NOAH KANTROWITZ

Winding Down 2015-01-30

As some of you have noticed by now, I’ve started winding down my unpaid Chef user support. I’m still in the #chef IRC channel, but I no longer read it and will soon be disabling all notifications from it. I’m no longer reading the Chef mailing list, or the chef tag on StackOverflow.

Some History

For the past five years, I’ve basically been beating two drums: reusable cookbooks and community engagement. The former has started to show some improvement. A few major cookbook authors are embracing the “all resources all the time” approach, and while I think that is only the beginning of reusable cookbooks it is at least clear progress.
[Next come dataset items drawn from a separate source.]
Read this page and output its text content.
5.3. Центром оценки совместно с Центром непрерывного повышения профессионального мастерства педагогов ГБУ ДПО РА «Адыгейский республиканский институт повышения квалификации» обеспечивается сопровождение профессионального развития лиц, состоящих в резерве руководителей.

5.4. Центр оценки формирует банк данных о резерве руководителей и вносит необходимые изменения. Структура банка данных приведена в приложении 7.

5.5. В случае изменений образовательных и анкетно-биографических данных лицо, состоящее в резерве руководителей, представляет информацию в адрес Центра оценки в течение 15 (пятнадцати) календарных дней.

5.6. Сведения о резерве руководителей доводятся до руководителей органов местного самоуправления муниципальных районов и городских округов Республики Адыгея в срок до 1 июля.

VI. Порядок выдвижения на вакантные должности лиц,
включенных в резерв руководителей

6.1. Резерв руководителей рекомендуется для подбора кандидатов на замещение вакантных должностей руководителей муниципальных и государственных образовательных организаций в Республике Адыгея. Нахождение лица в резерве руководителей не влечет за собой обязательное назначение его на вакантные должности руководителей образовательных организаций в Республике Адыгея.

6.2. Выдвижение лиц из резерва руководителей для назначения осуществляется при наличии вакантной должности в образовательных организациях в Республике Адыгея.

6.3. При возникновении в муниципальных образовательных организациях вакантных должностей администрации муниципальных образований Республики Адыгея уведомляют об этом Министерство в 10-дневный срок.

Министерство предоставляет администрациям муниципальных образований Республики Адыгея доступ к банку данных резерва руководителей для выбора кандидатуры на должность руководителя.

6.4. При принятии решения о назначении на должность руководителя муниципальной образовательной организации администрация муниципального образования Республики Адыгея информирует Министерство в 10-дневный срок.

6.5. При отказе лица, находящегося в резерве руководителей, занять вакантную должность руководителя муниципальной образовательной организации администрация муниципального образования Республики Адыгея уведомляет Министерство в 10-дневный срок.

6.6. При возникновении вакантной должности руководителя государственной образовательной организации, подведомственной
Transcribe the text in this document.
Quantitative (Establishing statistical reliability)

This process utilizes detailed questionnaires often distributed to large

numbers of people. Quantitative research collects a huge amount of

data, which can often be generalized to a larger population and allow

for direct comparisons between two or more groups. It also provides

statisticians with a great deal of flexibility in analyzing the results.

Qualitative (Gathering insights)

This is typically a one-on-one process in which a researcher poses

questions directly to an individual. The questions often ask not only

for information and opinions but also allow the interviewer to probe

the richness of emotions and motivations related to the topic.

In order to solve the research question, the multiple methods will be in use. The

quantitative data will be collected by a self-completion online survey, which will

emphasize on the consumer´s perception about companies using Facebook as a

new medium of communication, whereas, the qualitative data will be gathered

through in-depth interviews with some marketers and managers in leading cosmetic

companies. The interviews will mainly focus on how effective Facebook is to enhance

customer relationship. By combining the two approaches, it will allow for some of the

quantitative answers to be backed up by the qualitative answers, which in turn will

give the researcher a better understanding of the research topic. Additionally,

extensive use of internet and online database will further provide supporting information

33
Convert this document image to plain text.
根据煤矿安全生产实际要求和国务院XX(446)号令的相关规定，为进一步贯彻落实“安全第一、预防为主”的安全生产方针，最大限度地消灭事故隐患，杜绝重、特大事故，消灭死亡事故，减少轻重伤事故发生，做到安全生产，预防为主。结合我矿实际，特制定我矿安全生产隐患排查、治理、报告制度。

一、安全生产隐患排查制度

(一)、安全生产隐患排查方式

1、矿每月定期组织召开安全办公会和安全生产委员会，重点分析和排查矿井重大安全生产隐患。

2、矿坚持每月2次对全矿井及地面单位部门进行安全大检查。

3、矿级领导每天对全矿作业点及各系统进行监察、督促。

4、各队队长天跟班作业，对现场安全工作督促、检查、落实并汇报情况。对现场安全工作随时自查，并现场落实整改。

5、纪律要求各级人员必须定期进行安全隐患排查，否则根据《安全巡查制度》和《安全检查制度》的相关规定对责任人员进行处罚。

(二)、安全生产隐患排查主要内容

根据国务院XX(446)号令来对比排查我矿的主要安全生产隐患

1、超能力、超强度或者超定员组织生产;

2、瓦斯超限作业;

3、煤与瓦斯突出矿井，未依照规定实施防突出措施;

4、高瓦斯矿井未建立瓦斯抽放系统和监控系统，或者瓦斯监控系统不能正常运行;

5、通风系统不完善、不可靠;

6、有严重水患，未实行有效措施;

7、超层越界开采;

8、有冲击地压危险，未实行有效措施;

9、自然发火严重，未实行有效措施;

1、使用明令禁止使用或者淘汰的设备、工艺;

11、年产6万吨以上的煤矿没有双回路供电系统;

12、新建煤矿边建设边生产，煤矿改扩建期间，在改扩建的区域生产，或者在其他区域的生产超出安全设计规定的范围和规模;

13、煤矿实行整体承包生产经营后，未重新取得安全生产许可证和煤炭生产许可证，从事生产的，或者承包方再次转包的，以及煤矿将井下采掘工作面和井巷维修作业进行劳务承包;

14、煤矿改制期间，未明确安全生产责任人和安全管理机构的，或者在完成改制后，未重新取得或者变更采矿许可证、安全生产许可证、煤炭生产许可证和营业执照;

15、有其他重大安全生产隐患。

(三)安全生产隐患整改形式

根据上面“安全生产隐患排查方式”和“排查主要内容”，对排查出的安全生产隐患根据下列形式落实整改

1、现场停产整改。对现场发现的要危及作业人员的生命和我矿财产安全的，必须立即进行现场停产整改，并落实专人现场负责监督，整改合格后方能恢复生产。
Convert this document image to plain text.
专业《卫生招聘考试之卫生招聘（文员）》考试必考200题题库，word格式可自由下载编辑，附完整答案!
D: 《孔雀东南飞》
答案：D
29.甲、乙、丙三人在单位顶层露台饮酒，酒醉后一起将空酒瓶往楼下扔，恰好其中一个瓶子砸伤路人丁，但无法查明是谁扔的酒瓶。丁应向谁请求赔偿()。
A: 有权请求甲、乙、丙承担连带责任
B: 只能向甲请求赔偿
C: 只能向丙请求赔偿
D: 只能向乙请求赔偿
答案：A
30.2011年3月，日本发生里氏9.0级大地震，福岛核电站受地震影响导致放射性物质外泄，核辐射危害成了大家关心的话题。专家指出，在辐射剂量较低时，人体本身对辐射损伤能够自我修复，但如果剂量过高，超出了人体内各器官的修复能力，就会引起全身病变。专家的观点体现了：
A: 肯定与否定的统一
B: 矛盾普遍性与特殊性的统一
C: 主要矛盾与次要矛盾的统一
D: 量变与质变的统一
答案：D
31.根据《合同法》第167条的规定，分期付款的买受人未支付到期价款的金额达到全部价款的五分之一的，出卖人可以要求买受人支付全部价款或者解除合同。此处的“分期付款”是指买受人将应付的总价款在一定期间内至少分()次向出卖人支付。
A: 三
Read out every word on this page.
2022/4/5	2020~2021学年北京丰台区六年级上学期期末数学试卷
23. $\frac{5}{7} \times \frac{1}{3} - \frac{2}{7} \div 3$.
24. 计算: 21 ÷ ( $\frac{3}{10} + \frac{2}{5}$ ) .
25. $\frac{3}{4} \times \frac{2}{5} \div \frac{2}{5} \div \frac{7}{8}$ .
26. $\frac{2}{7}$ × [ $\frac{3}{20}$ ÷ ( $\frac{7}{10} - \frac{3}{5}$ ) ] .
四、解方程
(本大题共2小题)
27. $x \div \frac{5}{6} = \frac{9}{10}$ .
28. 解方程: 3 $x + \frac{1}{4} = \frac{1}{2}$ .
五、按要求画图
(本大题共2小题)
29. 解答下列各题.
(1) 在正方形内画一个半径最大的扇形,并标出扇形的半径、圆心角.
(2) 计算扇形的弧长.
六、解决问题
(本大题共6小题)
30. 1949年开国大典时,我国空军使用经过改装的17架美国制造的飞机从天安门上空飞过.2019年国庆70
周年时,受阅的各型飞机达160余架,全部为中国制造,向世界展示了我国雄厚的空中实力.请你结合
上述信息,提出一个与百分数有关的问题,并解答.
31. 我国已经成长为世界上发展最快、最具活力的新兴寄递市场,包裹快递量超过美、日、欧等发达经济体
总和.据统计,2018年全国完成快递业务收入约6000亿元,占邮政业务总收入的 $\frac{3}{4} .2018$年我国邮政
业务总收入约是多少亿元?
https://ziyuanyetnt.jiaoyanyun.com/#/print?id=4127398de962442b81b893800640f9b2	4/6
On the community engagement side, things are a bit more nebulous. We have the bi-weekly community meetings, but they are rarely promoted well and Chef Software hasn’t done much to spread the info from them back out to the community. Some new folks have started as maintainers, but there is clearly a lot of confusion about the lieutenant system. So far I’ve not seen any progress towards setting up the governance board, so the new governance policy is mostly just informational right now.

On Loyalty

Part of my problem in this whole journey is my feeling of loyalty to the Chef community. I am truly sorry to any new Chef users that will have a harder time getting started or others that will be less able to find the answers they need. I do genuinely enjoy helping people navigate the intricacies and tribulations of Chef, and hope to find a way to return to it. The sticking point is the unequal benefit of the whole process. The users obviously derive benefit in that (hopefully) their questions are answered, but personally I get little out of this exchange. This is even more tricky when you consider the benefits reaped by the company. Every time I help a user with Chef, I am contributing more to the paychecks of everyone at Chef Software than I am my own. That is the part I don’t think I can keep up any more. I don’t think the word “exploitation” is fair as Chef Software has never asked me to do any of this, but my emotional response is definitely somewhere on a similar spectrum.

Moving Forward

I have requested the official Community Engineering team up their efforts in the IRC channel and other places I was handing a large volume of user support. As I said above, I would love to find a viable to way to return to user support in the future. I’ll still be around the community as my contracts and benefactors allow, though the nature and scope of this relationship is hard to predict. I think we need to see more community leaders emerge to push for the needs of the users, especially non-big-co users since most of the active, non-Chef-Software users are from large institutional deployments. I hope that community engagement improves and that the apparent priorities of Chef Software come around, I’m just no longer prepared to do an unpaid, full time job while I wait for it.